Pressure/Temperature Rating: The process fluid's combined pressure and temperature must be within the manufacturers published rating for a given valve. The given rating will be unique to a given body shell, body and trim material combination, seal material, and end connections. Select a rating that insures these combinations are sufficient to handle the maximum possible process conditions.

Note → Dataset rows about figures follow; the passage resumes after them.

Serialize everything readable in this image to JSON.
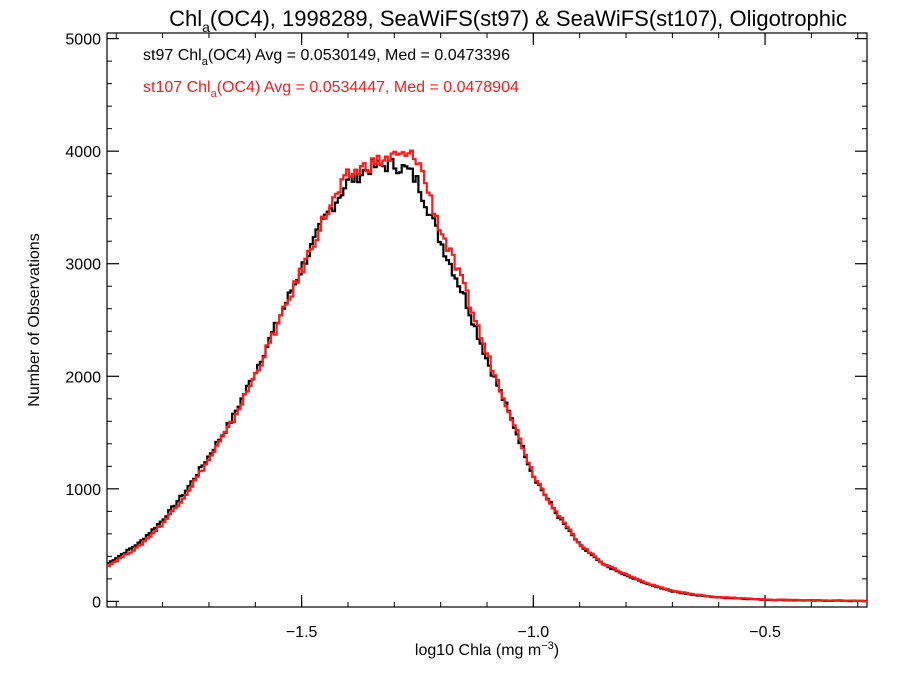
{
  "chart_data": {
    "type": "line",
    "step": true,
    "title": {
      "before": "Chl",
      "sub": "a",
      "after": "(OC4), 1998289, SeaWiFS(st97) & SeaWiFS(st107), Oligotrophic"
    },
    "xlabel": {
      "before": "log10 Chla (mg m",
      "sup": "−3",
      "after": ")"
    },
    "ylabel": "Number of Observations",
    "xlim": [
      -1.92,
      -0.28
    ],
    "ylim": [
      -50,
      5050
    ],
    "x_ticks": [
      {
        "value": -1.5,
        "label": "−1.5"
      },
      {
        "value": -1.0,
        "label": "−1.0"
      },
      {
        "value": -0.5,
        "label": "−0.5"
      }
    ],
    "y_ticks": [
      {
        "value": 0,
        "label": "0"
      },
      {
        "value": 1000,
        "label": "1000"
      },
      {
        "value": 2000,
        "label": "2000"
      },
      {
        "value": 3000,
        "label": "3000"
      },
      {
        "value": 4000,
        "label": "4000"
      },
      {
        "value": 5000,
        "label": "5000"
      }
    ],
    "series": [
      {
        "name": "st97",
        "color": "#000000",
        "legend": {
          "before": "st97 Chl",
          "sub": "a",
          "after": "(OC4) Avg = 0.0530149, Med = 0.0473396"
        },
        "x": [
          -1.92,
          -1.85,
          -1.8,
          -1.75,
          -1.7,
          -1.65,
          -1.6,
          -1.55,
          -1.5,
          -1.45,
          -1.4,
          -1.35,
          -1.3,
          -1.27,
          -1.25,
          -1.22,
          -1.2,
          -1.15,
          -1.1,
          -1.05,
          -1.0,
          -0.95,
          -0.9,
          -0.85,
          -0.8,
          -0.75,
          -0.7,
          -0.65,
          -0.6,
          -0.5,
          -0.4,
          -0.28
        ],
        "y": [
          330,
          520,
          720,
          980,
          1290,
          1620,
          2040,
          2500,
          2960,
          3400,
          3730,
          3860,
          3880,
          3830,
          3730,
          3420,
          3200,
          2720,
          2150,
          1650,
          1120,
          780,
          500,
          330,
          230,
          150,
          90,
          55,
          35,
          15,
          8,
          3
        ]
      },
      {
        "name": "st107",
        "color": "#ff1a1a",
        "legend": {
          "before": "st107 Chl",
          "sub": "a",
          "after": "(OC4) Avg = 0.0534447, Med = 0.0478904"
        },
        "x": [
          -1.92,
          -1.85,
          -1.8,
          -1.75,
          -1.7,
          -1.65,
          -1.6,
          -1.55,
          -1.5,
          -1.45,
          -1.4,
          -1.35,
          -1.3,
          -1.27,
          -1.25,
          -1.22,
          -1.2,
          -1.15,
          -1.1,
          -1.05,
          -1.0,
          -0.95,
          -0.9,
          -0.85,
          -0.8,
          -0.75,
          -0.7,
          -0.65,
          -0.6,
          -0.5,
          -0.4,
          -0.28
        ],
        "y": [
          310,
          490,
          690,
          950,
          1260,
          1590,
          2010,
          2470,
          2940,
          3420,
          3780,
          3890,
          3950,
          3960,
          3940,
          3560,
          3300,
          2800,
          2200,
          1670,
          1130,
          790,
          510,
          340,
          240,
          155,
          95,
          60,
          38,
          16,
          9,
          3
        ]
      }
    ]
  }
}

• Body Materials: Select body and trim materials based on their strength (pressure/temperature rating) and resistance to corrosion and erosion of a given process fluid. Plastic is used on very low pressure systems where corrosion is of primary concern. Brass/bronze is very economical and fairly corrosion resistant. Iron is very cost effective and can be economically coated or lined for compatibility with corrosive fluids. Select carbon steel where strength is needed. Stainless steel has very good strength and corrosion resistance. Other exotic alloys and molys can be supplied where needed.
  
  
• Seal Materials: Further select elastomeric and plastic seals, liners and diaphragms based on their chemical compatibility to the process fluid. Elastomeric elements (natural and synthetic rubbers) have better sealing characteristics, however plastics (PTFE, PFA, etc.) are typically chosen for harsh chemicals. Refer to chemical resistance guides for proper selection.
  
  
• End Connections: Valve body end connections are typically chosen based on initial cost, plant standard, and/or maintenance preference. Maintenance consideration is the preferred method of selection. Threaded ends (NPT/screwed) have a low initial cost, but are subject to leak paths and stripping. Use threaded ends where maintenance is not a concern. Welded ends provide for rigid, leak tight connections. They have low initial hardware cost, but high maintenance cost should they need to be cut out of the line for repair or replacement. Flanged ends have the highest initial cost, but are preferred from an installation and removal standpoint. Wafer bodies give the benefits of a flanged installation with very low initial cost. Use wafer bodies only where the pipe is rigid or fully supported. 3-Piece ball valve designs give the benefit of threaded or welded joints with integrally flanged wafer bodies.